Statistical and Searching Functions

ragged.sum(a)                  # sum of all elements
ragged.sum(a, axis=1)          # sum per row
ragged.mean(a, axis=0)
ragged.max(a); ragged.min(a)
ragged.std(a); ragged.var(a)
ragged.prod(a)

ragged.argmax(a); ragged.argmin(a)
ragged.nonzero(a)
ragged.where(condition, x, y)

ragged.sort(a)
ragged.argsort(a)

Linear Algebra

ragged.matmul(a, b)            # or a @ b
ragged.tensordot(a, b, axes=1)
ragged.vecdot(a, b)            # inner product over last axis
ragged.matrix_transpose(a)     # swap last two axes

Data Type Functions

ragged.astype(a, np.float32)
ragged.can_cast(np.float32, np.float64)
ragged.result_type(a, b)
ragged.isdtype(np.float32, "real floating")

I/O: CF Conventions

The ragged.io sub-package provides serialisation helpers for the Climate and Forecast (CF) Conventions ragged-array encodings.

Contiguous ragged array (CF DSG H.3.1)

A contiguous encoding stores all values in a flat content array and row lengths in a counts array:

import ragged.io

a = ragged.array([[1.0, 2.0], [3.0], [4.0, 5.0, 6.0]])

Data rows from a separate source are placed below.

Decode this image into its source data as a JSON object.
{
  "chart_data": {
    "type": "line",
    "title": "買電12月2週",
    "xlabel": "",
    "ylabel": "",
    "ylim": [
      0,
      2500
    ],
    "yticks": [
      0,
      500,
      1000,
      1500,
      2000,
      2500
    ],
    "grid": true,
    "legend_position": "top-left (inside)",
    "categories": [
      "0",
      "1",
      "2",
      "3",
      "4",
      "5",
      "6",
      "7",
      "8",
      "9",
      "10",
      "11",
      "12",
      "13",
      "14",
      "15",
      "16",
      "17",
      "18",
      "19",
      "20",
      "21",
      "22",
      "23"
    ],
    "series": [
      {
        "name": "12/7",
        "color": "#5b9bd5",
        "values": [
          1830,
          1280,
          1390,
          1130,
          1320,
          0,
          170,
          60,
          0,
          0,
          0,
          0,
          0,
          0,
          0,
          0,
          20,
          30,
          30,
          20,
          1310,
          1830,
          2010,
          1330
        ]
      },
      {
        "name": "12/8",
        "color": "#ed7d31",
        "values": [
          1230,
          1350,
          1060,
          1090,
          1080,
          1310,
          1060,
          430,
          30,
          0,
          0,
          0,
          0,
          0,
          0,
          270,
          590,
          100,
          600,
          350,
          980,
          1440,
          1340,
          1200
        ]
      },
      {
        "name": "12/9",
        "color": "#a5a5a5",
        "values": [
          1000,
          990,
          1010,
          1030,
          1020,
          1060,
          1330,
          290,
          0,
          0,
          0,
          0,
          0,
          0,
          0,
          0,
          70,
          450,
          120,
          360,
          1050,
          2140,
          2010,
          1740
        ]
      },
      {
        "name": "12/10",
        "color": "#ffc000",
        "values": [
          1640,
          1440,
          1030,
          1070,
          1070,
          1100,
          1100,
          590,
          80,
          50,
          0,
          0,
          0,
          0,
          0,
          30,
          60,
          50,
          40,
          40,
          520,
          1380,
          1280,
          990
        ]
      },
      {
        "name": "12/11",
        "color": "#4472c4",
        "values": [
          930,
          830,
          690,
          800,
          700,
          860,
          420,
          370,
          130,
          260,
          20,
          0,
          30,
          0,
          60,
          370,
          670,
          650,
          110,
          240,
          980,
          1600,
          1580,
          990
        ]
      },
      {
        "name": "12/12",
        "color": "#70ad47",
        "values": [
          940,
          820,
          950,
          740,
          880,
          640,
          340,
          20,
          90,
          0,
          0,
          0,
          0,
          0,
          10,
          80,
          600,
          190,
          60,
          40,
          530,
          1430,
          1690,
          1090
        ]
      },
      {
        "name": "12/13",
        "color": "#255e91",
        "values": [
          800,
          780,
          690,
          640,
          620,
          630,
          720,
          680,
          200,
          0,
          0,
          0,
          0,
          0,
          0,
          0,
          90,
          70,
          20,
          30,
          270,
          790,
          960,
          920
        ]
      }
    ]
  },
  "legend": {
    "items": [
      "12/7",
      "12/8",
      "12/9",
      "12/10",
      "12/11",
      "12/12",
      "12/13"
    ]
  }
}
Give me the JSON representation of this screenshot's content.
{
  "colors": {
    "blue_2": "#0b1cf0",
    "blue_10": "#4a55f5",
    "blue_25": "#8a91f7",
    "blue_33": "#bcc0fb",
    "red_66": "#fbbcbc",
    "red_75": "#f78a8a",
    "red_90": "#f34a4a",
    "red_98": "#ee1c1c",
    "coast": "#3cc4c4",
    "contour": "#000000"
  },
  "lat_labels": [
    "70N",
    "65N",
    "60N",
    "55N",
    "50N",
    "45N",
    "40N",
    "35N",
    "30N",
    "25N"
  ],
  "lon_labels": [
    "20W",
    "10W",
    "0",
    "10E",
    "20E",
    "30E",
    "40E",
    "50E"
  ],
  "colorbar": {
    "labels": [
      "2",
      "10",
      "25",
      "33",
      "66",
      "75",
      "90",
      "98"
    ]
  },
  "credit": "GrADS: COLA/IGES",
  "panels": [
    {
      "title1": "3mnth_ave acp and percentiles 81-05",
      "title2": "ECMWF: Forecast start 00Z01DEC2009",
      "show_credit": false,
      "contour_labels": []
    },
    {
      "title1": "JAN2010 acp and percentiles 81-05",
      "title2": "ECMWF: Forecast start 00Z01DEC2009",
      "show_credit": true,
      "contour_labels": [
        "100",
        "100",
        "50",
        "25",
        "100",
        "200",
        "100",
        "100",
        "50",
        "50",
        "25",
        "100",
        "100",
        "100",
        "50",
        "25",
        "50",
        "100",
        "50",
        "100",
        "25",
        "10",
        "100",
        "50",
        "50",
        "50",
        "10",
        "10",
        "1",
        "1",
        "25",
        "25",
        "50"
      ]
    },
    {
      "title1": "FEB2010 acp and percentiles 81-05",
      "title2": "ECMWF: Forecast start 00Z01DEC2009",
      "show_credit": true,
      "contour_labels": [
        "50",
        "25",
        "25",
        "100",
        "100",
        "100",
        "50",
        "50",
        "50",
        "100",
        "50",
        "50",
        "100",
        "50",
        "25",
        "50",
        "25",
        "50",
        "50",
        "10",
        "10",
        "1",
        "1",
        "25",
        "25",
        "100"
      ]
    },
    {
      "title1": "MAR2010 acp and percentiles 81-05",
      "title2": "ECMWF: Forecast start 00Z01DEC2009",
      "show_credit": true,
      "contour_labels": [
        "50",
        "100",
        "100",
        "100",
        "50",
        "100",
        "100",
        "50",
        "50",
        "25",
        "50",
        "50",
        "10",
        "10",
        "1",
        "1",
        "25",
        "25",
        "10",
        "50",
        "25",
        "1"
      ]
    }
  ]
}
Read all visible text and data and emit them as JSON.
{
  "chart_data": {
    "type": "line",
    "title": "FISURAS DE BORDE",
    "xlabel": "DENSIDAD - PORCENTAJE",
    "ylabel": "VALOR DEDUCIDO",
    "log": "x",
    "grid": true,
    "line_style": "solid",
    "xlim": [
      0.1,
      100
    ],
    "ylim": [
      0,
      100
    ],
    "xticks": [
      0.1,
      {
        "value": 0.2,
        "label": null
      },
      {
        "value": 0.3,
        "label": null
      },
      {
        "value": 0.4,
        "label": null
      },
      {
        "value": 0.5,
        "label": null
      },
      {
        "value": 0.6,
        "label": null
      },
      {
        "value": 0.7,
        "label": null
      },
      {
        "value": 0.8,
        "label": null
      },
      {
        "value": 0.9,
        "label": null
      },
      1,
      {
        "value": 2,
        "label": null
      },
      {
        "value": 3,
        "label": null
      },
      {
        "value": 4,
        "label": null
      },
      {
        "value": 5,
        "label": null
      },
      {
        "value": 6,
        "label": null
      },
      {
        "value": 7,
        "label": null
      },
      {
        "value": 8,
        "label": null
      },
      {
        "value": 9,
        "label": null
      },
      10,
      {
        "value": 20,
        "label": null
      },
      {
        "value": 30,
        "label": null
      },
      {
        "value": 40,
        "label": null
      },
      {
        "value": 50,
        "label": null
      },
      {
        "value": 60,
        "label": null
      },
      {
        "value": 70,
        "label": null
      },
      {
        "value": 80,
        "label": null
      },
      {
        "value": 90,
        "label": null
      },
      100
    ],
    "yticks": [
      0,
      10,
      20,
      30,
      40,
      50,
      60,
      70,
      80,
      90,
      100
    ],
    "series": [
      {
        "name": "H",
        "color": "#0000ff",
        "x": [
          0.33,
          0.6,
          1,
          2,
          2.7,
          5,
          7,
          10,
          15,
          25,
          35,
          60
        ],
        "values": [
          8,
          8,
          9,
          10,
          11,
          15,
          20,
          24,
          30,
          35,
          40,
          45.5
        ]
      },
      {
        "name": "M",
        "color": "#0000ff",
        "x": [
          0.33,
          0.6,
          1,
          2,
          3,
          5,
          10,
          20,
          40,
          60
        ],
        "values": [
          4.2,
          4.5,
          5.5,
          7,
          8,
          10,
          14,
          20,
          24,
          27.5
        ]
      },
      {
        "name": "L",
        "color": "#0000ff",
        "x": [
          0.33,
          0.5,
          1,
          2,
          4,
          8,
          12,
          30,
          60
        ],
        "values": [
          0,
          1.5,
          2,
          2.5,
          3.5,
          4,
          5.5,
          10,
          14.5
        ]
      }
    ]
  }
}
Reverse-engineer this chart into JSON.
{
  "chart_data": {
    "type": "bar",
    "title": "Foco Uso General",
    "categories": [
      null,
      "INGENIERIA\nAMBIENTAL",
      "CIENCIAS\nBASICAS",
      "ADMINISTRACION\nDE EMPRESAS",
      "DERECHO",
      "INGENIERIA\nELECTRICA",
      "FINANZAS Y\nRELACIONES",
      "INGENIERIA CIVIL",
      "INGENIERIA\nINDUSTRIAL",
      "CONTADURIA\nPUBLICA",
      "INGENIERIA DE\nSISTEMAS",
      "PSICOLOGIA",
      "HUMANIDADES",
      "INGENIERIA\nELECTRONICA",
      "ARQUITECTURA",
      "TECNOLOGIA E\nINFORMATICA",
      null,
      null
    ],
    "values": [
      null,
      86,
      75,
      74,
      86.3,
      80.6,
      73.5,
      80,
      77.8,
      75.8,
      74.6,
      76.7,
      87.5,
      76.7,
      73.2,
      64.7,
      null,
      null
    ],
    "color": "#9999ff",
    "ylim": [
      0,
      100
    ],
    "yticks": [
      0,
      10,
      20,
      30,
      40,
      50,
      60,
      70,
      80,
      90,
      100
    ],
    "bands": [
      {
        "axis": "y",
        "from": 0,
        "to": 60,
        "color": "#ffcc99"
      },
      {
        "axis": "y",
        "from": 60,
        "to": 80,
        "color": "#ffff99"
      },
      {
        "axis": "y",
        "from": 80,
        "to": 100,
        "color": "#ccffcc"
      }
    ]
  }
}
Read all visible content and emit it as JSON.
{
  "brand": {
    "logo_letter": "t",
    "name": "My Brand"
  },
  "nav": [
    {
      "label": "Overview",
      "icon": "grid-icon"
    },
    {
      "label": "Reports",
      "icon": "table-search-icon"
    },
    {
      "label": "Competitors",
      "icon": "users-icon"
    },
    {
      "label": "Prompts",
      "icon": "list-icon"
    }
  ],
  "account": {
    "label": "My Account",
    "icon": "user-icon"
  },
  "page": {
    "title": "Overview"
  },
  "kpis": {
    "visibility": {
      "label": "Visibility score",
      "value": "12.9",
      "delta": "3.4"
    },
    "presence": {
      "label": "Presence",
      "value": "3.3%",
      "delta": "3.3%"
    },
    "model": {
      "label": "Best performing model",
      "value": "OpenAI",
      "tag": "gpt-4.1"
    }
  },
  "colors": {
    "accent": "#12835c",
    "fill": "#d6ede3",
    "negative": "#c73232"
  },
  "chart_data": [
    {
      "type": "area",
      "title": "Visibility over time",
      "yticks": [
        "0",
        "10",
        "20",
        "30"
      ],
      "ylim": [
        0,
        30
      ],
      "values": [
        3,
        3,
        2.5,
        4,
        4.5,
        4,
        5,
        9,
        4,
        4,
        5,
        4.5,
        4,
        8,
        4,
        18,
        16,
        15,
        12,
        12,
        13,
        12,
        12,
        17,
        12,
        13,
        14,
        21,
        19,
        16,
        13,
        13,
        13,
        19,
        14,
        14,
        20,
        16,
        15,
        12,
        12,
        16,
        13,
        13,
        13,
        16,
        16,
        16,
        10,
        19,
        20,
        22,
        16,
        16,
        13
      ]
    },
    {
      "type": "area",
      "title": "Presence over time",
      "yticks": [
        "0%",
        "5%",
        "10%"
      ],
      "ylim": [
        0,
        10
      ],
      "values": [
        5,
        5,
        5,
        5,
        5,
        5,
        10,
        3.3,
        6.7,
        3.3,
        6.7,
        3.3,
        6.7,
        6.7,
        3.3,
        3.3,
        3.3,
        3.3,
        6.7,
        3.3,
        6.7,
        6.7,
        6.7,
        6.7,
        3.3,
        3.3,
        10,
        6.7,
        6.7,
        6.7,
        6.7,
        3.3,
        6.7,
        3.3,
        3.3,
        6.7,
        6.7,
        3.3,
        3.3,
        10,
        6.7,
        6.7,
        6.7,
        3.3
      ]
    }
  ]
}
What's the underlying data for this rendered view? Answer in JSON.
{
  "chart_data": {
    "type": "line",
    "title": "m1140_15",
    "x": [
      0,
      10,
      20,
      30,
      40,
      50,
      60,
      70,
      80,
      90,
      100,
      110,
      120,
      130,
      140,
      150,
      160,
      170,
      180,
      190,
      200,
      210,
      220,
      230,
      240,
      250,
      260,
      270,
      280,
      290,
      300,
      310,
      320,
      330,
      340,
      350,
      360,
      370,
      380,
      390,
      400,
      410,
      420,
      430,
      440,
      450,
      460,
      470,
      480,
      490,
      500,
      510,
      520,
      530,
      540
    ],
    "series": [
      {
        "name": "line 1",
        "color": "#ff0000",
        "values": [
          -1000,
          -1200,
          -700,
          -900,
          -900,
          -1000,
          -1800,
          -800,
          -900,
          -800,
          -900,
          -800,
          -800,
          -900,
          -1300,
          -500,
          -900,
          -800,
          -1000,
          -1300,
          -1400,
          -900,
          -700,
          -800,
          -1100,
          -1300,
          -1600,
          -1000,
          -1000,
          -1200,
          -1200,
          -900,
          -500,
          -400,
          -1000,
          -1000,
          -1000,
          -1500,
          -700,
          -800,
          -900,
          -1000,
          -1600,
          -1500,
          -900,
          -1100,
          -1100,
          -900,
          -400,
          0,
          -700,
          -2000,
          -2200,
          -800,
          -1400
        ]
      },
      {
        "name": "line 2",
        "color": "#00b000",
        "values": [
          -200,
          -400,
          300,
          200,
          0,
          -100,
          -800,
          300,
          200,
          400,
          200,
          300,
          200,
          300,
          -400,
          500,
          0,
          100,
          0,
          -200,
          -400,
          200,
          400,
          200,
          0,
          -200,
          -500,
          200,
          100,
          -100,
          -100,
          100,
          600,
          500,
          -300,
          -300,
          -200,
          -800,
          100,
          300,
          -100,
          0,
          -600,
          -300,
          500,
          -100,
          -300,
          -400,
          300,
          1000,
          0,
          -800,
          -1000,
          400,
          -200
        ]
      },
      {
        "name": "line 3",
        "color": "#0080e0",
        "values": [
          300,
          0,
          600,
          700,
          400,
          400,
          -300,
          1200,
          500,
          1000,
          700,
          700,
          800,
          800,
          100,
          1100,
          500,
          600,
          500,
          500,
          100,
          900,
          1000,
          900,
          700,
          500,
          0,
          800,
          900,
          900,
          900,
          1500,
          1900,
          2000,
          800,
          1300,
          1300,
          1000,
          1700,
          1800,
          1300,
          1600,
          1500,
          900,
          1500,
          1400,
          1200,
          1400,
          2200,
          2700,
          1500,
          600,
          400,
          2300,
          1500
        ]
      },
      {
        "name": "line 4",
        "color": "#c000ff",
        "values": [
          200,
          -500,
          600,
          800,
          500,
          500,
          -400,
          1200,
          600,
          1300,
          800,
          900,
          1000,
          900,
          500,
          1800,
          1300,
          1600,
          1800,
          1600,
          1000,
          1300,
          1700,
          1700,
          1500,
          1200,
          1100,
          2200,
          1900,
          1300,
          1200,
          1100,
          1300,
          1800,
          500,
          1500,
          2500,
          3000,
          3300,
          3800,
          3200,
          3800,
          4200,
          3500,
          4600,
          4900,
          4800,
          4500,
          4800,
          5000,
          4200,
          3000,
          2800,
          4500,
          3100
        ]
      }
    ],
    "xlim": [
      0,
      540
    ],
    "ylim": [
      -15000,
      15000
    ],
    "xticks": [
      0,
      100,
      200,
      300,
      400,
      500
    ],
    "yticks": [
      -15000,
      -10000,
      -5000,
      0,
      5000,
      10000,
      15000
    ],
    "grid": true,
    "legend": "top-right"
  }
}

content, counts = ragged.io.to_cf_contiguous(a)
# content: ragged.array([1., 2., 3., 4., 5., 6.])
# counts:  ragged.array([2, 1, 3])

restored = ragged.io.from_cf_contiguous(content, counts)

Indexed ragged array (CF DSG H.4.1)

An indexed encoding stores the row index for every element:

content, index = ragged.io.to_cf_indexed(a)
# content: ragged.array([1., 2., 3., 4., 5., 6.])
# index:   ragged.array([0, 0, 1, 2, 2, 2])

restored = ragged.io.from_cf_indexed(content, index)

Constants

ragged.e          # Euler's number
ragged.pi         # π
ragged.inf        # IEEE 754 infinity
ragged.nan        # IEEE 754 NaN
ragged.newaxis    # alias for None, for use in indexing

Array API Compliance

ragged targets the Python Array API Standard (2022.12 and later). The namespace is discoverable via:

xp = a.__array_namespace__()   # returns the ragged module
xp.sqrt(a)

This allows Array-API-consuming libraries (e.g. array_api_extra, scipy, sklearn) to use ragged.array transparently wherever they accept an Array API input.